Upcoming Release Changes

[github-actions]

This PR was opened by the Changesets release GitHub action. When you're ready to do a release, you can merge this and the packages will be published to npm automatically. If you're not ready to do a release yet, that's fine, whenever you add more changesets to main, this PR will be updated.

Releases

@theguild/federation-composition@0.21.0

Minor Changes

• #215 5edf421 Thanks @kamilkisiela! - Enforce correct placement of auth directives. A new validation rule (AUTH_REQUIREMENTS_APPLIED_ON_INTERFACE) rejects any attempt to put these directives on interfaces, interface fields or interface objects.

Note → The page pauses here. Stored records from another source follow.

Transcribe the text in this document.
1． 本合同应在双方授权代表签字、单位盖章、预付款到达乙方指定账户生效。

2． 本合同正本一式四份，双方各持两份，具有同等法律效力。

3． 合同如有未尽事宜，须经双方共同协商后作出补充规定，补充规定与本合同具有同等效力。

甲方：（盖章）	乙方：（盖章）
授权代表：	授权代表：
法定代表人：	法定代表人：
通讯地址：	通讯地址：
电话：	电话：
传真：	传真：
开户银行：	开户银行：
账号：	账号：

  Add transitive-auth requirements checking. A new rule verifies that any field using @requires specifies at least the auth requirements of the fields it selects. If a field doesn't carry forward the @authenticated, @requiresScopes or @policy requirements of its dependencies, composition fails with a MISSING_TRANSITIVE_AUTH_REQUIREMENTS error.

  Propagate auth requirements through interface hierarchies. Interface types and fields now inherit @authenticated, @requiresScopes and @policy from the object types that implement them.

• #215 5edf421 Thanks @kamilkisiela! - Disallowed using @cost on interfaces - you can no longer place @cost on an interface type, its fields, or field arguments. Composition now fails with a clear error instead of accepting it silently.

  The @listSize directive now validates that sizedFields point to list fields, not integer counters (e.g., use edges instead of count).

  Added validation for slicingArguments in @listSize. Only arguments that exist in all subgraphs are kept, invalid ones trigger an error.

Patch Changes

• #215 5edf421 Thanks @kamilkisiela! - The EXTERNAL_MISSING_ON_BASE rule has been updated to handle @interfaceObject corner‑cases, like @external fields on object types, but provided by interface objects, were triggering false positives.